Kefalos (Κέφαλος) is the westernmost town on the Greek island of Kos, 43 km from Kos Town. It is situated on a peninsula, also known as Kefalos, at the south-west side of the island. The town is built on a stone height, dominated by the imposing windmill of Papavasilis and is home to 2,329 inhabitants (2021 census).

==Neighbouring settlements, administration and facilities==
Beneath the old town of Kefalos is the Bay of Kamari, where the beach resorts of Kamari, Kampos and Onia follow the curve of the bay for approximately 2 kilometres. The name Kefalos is often used for this area as well.

Kefalos town and these smaller beach settlements form together a local community (δημοτική κοινότητα), also called Kefalos (population 2021: 2,713), which is part of the municipal unit of Irakleides and of the Kos municipality.

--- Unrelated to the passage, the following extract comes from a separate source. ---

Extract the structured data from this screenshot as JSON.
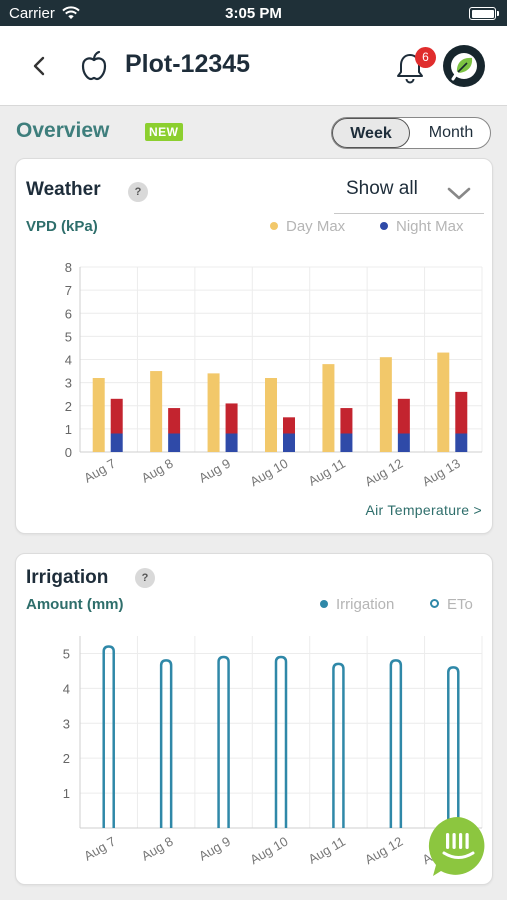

There are several facilities for visitors (taverns, bars, music, boat trips), but shops are limited; for other than daily purchases, people can go to either the neighbouring Kardamaina or to Kos Town on the other end of the island.

==Attractions==
- Ruins of the medieval castle of Kefalos dating back to the thirteenth century
- The ancient site of Palatia
- Ruins of the early Christian Basilica of Ayios Stefanos at Kamari
- The cave at Aspri Petra
- Monastery of Ayios Ioannis (Thimianos)
- Mikro Limanaki beach at the north of Kefalos peninsula.